While I understand the necessity to stress particular ideas over others to get the message across more succinctly, this sometimes leads to incorrect information being passed around and creates confusion among the public as to what is rhetoric and what is factual evidence. Despite sources like FactCheck.org and PolitiFact.com that aim to differentiate fact from fiction, I don’t think we should have to doubt the accuracy of every claim made by these ads. Again, the right solution to this problem is to highlight the strengths of the candidate being supported instead of ruthlessly bashing the other candidate for their dreadful weaknesses.

My last point concerns the direction in time these ads are facing. A good chunk of these ads focuses on the past and how appallingly the opposing candidate handled things.
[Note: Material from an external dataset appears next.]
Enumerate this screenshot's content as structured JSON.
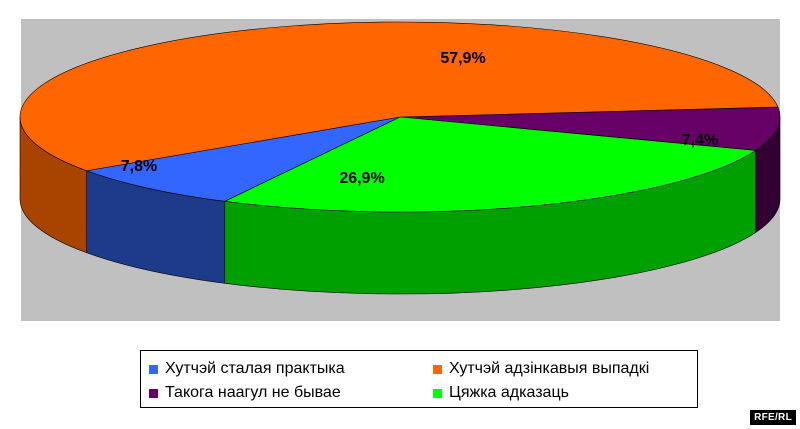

Instead of asserting their strengths and how they might have addressed the same situation in a much better way, the ads simply state that the opponent did some bad things and therefore should not deserve the vote.

What I cannot understand is that this is not, once again, meant to convince me to vote for whomever may have handled the situation better. I am simply led to believe that by deciding not to vote for the supposedly inferior candidate, I would be in a position where not only do I have to vote for the other candidate because I have no other alternative, but also am endorsing the candidate whose alternative position I am not even being told. These sets of assumptions that are expected to trigger an automatic vote just do not follow sound logic. The best and simplest way to win someone’s vote remains this: proving to your potential voters that you will do it better, that your alternative is the superior way.

Citizens United showed us just how much power can be unleashed if we let corporations and people pour infinite amounts of money into political coffers. The result is apparent in the ferocity of the huge battle that is currently being fought between the two presidential candidates. The negativity displayed in this battle does threaten to not only push away independents who have yet to decide whom to vote for but also, for worse, foster apathy and disinterest among the public.

Instead of making me feel like I have no choice but to vote for one candidate because the other is clearly worse, I should be made to feel enthusiastic about the candidate I’m supporting. In order to continue to grant the public a chance to have an educated opinion combined with the willingness and a desire to vote, campaign ads should move away from negativity and recapture what they have been in the past — the shining beacons of hope, excitement, and anticipation.